谢舒妍应道,“你上次挖了多少木薯?”
上次完全就是跑山里探路,自然没这么狼狈,这次大家可都是挖了十多天的木薯,天天汗流浃背的干活儿,汗水夹杂着泥土,还有在山林里被荆棘植被刮破的衣服,每个人身上都一股子酸臭味,肯定不一样啊!
等他们越往青山外围走,遇到的人也越来越多,没一会儿就能遇见一波人,这么多人哪里还挖得到木薯,就连山上植被也都被挖得乱七八糟。
不过路上倒是听到些消息,大多都是谁谁谁进了深山就没能出来,谁谁谁进山又被野兽伤了。
刚巧还听到说有一波进山被毒虫咬了,程满堂还跟李虎子凑在一起蛐蛐,被毒虫咬得会不会就是李虎子堂兄弟那波人。
他们这一行“野人”就在山上其他人的恐惧目光中回到了大山村,村里人见着他们一行也是吓了一跳,但是看着他们虽然狼狈,却是一个个都精神奕奕,心里也跟着松可一口气,只是看着他们每个人都两手空空,又有些失落,出去这么久居然一点木薯没挖到么?

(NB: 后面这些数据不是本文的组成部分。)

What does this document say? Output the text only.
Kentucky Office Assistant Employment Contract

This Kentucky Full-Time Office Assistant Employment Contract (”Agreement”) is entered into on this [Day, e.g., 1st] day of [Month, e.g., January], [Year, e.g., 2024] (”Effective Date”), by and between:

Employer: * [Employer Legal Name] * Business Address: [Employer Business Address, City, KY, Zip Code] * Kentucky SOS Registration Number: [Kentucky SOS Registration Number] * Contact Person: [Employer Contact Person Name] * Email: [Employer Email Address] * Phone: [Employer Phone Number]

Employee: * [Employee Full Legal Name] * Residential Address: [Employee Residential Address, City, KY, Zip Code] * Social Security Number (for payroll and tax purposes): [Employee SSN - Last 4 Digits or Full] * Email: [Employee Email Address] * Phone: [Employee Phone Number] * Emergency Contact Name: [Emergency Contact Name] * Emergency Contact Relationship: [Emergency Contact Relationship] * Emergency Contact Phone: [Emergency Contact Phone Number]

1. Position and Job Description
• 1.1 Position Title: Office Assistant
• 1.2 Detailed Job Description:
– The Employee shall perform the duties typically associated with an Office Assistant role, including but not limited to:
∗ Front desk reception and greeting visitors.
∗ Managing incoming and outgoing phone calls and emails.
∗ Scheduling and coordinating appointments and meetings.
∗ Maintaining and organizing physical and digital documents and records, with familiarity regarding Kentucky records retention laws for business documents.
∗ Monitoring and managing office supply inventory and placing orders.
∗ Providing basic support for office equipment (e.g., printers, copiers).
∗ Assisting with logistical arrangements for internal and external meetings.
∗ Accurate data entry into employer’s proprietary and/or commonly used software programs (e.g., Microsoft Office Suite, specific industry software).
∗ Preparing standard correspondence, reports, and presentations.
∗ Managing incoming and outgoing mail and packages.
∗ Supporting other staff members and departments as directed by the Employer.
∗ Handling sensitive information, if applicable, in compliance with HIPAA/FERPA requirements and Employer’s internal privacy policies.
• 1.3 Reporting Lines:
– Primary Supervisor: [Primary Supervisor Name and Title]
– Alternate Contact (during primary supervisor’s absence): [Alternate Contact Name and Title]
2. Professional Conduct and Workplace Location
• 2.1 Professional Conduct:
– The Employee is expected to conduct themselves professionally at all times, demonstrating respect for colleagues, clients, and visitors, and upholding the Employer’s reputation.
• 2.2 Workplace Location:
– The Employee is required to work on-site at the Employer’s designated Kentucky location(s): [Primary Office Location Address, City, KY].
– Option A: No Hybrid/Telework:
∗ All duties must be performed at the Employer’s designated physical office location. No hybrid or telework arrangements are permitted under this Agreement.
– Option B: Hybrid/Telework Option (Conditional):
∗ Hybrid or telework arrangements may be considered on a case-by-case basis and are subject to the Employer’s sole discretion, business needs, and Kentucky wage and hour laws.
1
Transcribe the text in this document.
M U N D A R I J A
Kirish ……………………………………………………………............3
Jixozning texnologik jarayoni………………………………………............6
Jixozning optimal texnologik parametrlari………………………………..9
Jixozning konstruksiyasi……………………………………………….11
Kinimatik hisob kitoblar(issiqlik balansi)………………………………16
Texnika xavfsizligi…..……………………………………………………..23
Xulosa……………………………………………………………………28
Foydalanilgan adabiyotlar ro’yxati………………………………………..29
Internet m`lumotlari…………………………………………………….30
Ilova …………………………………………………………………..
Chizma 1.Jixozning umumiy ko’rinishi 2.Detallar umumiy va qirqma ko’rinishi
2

但是这会儿他们一行可没空照顾大家的情绪,都只想回家洗个澡换掉野人装好好睡一觉。
谢舒妍回家也是,狠狠将自己洗刷了一遍,躺进自己舒适的被窝里就睡了个天昏地暗。
这一觉睡到第二天上午,程起已经给他们准备了一桌子丰盛的饭菜,啃了这么久干粮的三个人吃得都很满足。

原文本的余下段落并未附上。